Pervasive diagnosis: the integration of active diagnosis into production plans

Citation

Kuhn, L.; de Kleer, J.; Do, M. B.; Price, R.; Zhou, R. Pervasive diagnosis: the integration of active diagnosis into production plans. 19th International Workshop on Principles of Diagnosis (DX ’08); 2008 September 22-24; Blue Mountains, Australia.

Abstract

In model-based control, a planner uses a system description to create a plan that achieves production goals. The same model can be used by model-based diagnosis to indirectly infer the condition of components in a system from partially informative sensors.
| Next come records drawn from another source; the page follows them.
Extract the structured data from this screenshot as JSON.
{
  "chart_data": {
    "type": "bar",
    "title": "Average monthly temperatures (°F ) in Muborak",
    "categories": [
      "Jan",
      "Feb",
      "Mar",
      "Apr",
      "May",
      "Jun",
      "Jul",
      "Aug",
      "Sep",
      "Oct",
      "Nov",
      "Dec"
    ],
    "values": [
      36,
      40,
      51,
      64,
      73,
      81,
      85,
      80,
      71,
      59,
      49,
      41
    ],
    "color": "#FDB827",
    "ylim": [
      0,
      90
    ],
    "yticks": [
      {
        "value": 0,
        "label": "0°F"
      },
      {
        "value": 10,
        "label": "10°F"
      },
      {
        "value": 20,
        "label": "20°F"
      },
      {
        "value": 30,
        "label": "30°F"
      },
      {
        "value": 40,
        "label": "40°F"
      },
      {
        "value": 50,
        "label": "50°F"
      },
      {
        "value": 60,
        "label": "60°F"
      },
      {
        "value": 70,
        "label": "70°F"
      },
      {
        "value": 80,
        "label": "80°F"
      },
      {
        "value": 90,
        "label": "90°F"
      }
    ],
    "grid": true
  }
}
Existing work has demonstrated that diagnosis can be used to adapt the control of a system to changes in its components, however diagnosis must either make inferences from passive observations of production plans, or production must be halted to take specific diagnostic actions. In this paper, we observe that the declarative nature of model-based control allows the planner to achieve production goals in multiple ways. We show that this flexibility can be exploited by a novel paradigm we call pervasive diagnosis which produces diagnostic production plans that simultaneously achieve production goals while generating additional information about component conditions. We derive an efficient heuristic search for these diagnostic production plans and show through experiments on a model of an industrial digital printing press that the theoretical increase in information can be realized on practical real-time systems and used to obtain higher long-run productivity than a decoupled combination of planning and diagnosis.